Parametric vs Nonparametric Statistics: Why Choose Parametric Methods

estimationhypothesis testingmathematical-statisticsnonparametricregression

Can someone explain to me why would anyone choose a parametric over a nonparametric statistical method for hypothesis testing or regression analysis?

In my mind, it's like going for rafting and choosing a non-water resistant watch, because you may not get it wet. Why not use the tool that works on every occasion?

Best Answer

Rarely if ever a parametric test and a non-parametric test actually have the same null. The parametric $t$-test is testing the mean of the distribution, assuming the first two moments exist. The Wilcoxon rank sum test does not assume any moments, and tests equality of distributions instead. Its implied parameter is a weird functional of distributions, the probability that the observation from one sample is lower than the observation from the other. You can sort of talk about comparisons between the two tests under the completely specified null of identical distributions... but you have to recognize that the two tests are testing different hypotheses.

The information that parametric tests bring in along with their assumption helps improving the power of the tests. Of course that information better be right, but there are few if any domains of human knowledge these days where such preliminary information does not exist. An interesting exception that explicitly says "I don't want to assume anything" is the courtroom where non-parametric methods continue to be widely popular -- and it makes perfect sense for the application. There's probably a good reason, pun intended, that Phillip Good authored good books on both non-parametric statistics and courtroom statistics.

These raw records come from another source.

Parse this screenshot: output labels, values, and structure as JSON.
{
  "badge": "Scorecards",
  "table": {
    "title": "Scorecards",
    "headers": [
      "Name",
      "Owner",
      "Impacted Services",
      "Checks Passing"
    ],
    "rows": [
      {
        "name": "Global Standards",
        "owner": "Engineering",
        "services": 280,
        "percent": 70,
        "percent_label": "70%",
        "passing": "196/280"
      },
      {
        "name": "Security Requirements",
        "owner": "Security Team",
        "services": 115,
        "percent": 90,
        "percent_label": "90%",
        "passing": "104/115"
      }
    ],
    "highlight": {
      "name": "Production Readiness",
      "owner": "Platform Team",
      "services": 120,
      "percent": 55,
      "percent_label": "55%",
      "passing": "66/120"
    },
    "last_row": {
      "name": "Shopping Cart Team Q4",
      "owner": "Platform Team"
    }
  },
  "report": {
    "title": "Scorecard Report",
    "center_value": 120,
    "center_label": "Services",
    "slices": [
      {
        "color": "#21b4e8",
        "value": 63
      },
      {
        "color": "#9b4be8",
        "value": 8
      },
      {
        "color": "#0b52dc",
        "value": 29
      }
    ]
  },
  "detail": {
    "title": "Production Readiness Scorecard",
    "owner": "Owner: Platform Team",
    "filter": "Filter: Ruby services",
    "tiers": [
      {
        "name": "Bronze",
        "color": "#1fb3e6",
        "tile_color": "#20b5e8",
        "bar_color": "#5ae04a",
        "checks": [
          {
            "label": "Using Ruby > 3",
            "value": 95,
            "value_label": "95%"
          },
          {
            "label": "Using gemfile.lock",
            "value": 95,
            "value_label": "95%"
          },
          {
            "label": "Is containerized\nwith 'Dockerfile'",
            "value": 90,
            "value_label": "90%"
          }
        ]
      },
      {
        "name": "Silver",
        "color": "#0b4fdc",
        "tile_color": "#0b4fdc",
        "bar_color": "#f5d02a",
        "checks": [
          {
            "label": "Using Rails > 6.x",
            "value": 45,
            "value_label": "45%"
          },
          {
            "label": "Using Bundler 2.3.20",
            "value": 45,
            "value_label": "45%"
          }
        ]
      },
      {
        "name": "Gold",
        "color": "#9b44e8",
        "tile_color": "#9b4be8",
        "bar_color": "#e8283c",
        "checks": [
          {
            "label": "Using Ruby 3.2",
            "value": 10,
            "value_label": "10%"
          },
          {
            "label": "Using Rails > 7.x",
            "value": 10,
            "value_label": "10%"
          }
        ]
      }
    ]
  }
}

There are also testing situations where you don't have access to the microdata necessary for the nonparametric test. Suppose you were asked to compare two groups of people to gauge whether one is more obese than the other. In an ideal world, you will have height and weight measurements for everybody, and you could form a permutation test stratifying by height. In a less than ideal (i.e., real) world, you may only have the mean height and mean weight in each group (or may be some ranges or variances of these characteristics on top of the sample means). Your best bet is then to compute the mean BMI for each group and compare them if you only have the means; or assume a bivariate normal for height and weight if you have means and variances (you'd probably have to take a correlation from some external data if it did not come with your samples), form some sort of regression lines of weight on height within each group, and check whether one line is above the other.